I often get peculiar looks when photographing these sorts of half-built/half-broken objects and crap — definitely not tourists sights. For the most part, these sorts of things are compelling physical metaphors of ‘social assemblages’ — the things that hold us all together. Seeing them in “ruined” form and not as generically photogenic resonates the “made” qualities of the world around us, and brings to the foreground the sense that the world is constructed and always in process — always changing, always being re-made.

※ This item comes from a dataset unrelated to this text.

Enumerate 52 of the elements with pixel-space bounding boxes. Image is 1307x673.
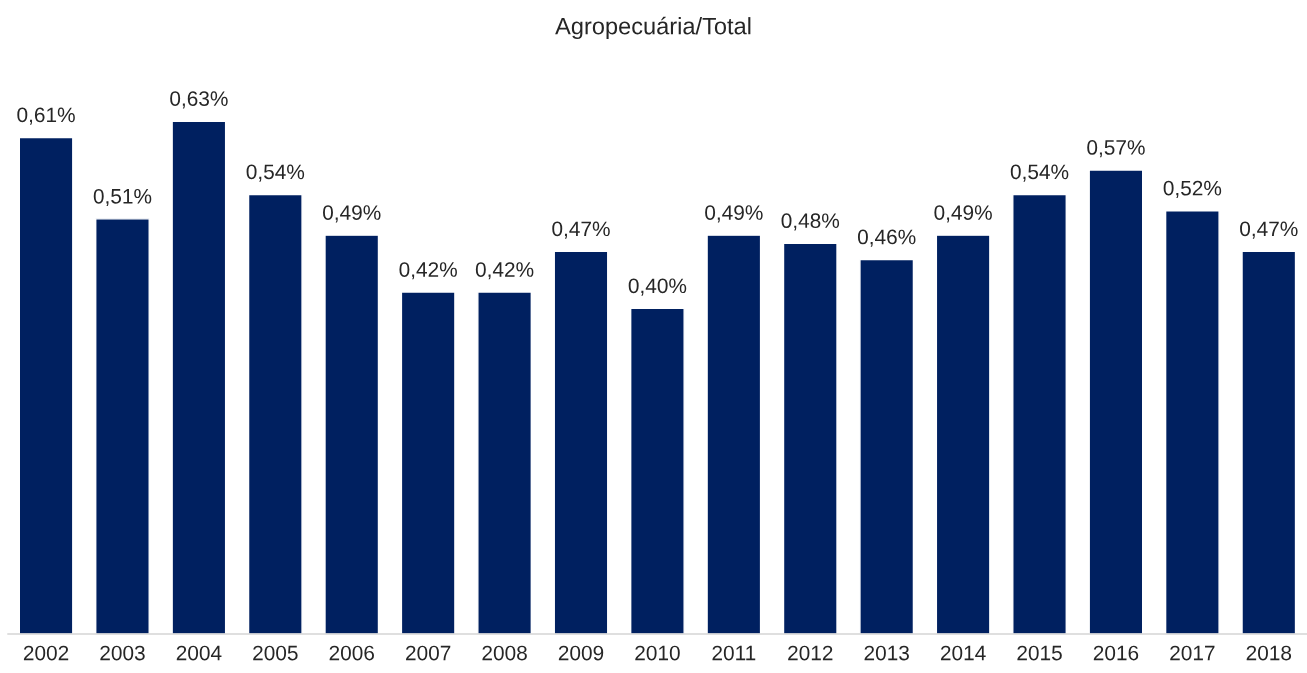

Perhaps the most concise appreciation or understanding of what “the social” is can be seen in this image — it is what holds us together, and not the result of that ‘holding together.’ But, it is more than a physical metaphor because we should not, to paraphrase from Latour, limit what gets to participate in ‘the social’. That is, it is not only people — humans — who do the structural holding-together. Things, as well — things of all sorts participate as much as normal (and not-so-normal) human beings shape and mold and vector the entire collective, stretching it into odd shapes and enrolling all kinds of human and non-human ‘hybrids’ into something new. A good reason to think about new ways to map these associations and assemblages with things other than just people, for example.
Why do I blog this? I find myself again reading Reassembling the Social: An Introduction to Actor-Network-Theory (Clarendon Lectures in Management Studies) simultaneous with The 33 Strategies of War (Joost Elffers Books) so as to gain additional (perhaps better? perhaps ultimately worse?) perspectives and points-of-view on the ways social-technical assemblages function and survive. A mix of tactics and strategies to create these assemblages, which always look more disciplined in their final presentation, but are always somehow much more intriguing in the process of their making. The ways things come to be is always much more than the technical particulars of their components, which is a point I think I misunderstood until my first professional job designing mini-computers while the mini-computer industry was well into its tumble off the cliff created by the X86 and 68000 architectures. Shifting into new territories requires epic degrees of flexibility, insight and guile perhaps above all. Luck, I am fairly certain, has nothing to do with responding successfully and reacting quickly to system altering changes.